China’s stocks fell yesterday, capping the biggest weekly slide this year, after the country’s first interest-rate cut since 2008 intensified concern that the economic slowdown is deepening, ahead of today’s release of last month’s economic data that may show fixed-asset investment expanded at the slowest pace in a decade.
“Investors are quite concerned the data tomorrow may be very bad,” said Zhang Yanbin, an analyst with Zheshang Securities Co in Shanghai. “Investors are still contemplating the effects of the interest-rate cut.”
The Shanghai Composite Index slid 11.68 points, or 0.5 percent, to 2,281.45 at the close. The index sank 3.9 percent this week, the most since the five days ended on Dec. 16. The CSI 300 Index fell 0.7 percent to 2,542.33.
Industrial & Commercial Bank of China Ltd (中國工商銀行) and China Construction Bank Corp (中國建設銀行) led declines for lenders after Nomura Holding Inc and BoCom International Holdings Co said the rate cut would hurt bank earnings.
China’s biggest lenders raised deposit rates hours after the central bank lowered its benchmark and gave them more freedom over pricing, underscoring the competition for funds and driving their shares lower.
These big banks set the rate on demand deposits at 0.44 percent, according to their Web sites. That’s the maximum allowed under new rules that let them pay 1.1 times the 0.4 percent policy rate.
The People’s Bank of China (PBOC) on Thursday lowered the key one-year deposit and lending rates by 0.25 percentage point. The one-year lending rate declines by a quarter percentage point and the one-year deposit rate drops the same amount, to 3.25 percent.

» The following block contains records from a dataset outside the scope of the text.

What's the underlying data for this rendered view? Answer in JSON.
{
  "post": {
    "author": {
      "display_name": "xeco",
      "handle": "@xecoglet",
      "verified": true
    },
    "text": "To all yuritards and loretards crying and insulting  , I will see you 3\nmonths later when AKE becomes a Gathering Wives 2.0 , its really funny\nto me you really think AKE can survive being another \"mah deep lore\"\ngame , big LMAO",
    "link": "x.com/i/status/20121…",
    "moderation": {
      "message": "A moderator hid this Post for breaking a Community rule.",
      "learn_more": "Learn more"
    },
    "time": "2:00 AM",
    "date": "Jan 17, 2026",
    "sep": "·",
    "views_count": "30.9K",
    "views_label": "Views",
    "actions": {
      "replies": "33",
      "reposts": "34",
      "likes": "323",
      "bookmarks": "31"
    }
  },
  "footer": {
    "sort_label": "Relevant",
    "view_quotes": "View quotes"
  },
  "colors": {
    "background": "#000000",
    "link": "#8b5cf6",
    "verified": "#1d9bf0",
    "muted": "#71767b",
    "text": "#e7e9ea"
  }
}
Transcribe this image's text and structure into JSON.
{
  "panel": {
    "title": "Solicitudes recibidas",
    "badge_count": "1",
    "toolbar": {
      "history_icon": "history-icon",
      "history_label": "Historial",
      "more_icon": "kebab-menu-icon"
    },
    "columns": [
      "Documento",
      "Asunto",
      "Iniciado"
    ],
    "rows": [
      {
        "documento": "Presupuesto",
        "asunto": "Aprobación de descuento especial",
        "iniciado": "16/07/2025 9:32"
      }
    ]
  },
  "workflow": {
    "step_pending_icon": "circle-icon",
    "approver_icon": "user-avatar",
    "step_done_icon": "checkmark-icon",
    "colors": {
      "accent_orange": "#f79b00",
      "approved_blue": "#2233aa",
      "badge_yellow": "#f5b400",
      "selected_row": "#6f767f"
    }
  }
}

“The changes in the lending and deposit rate bands will accelerate bank competition and squeeze net interest margins,” May Yan, a Hong Kong-based analyst at Barclays PLC, wrote in a note. After the change in regulation, investors “may start to see differentiated bank business models and performance, which could be long-term positive.”
The PBOC on Thursday said banks may pay as much as 10 percent more than the benchmark on deposits, the first time a premium is being allowed.
Lenders are also permitted to offer a 20 percent discount on borrowing costs, wider than the previous 10 percent, effective yesterday. The extra leeway banks will get to determine rates at variance from the official setting was called a “milestone” by UBS AG.
Chinese policy makers are stepping up efforts to combat a slowdown as Europe’s debt crisis threatens global growth. China this week also said it would delay tightening bank capital rules to the beginning of next year, signaling support for loan growth.
That followed three cuts since November last year to the amount of cash that banks are required to set aside as reserves. The government is propping up credit after new bank loans in April dropped 33 percent from March, missing economists’ forecasts, as demand for China’s exports dropped.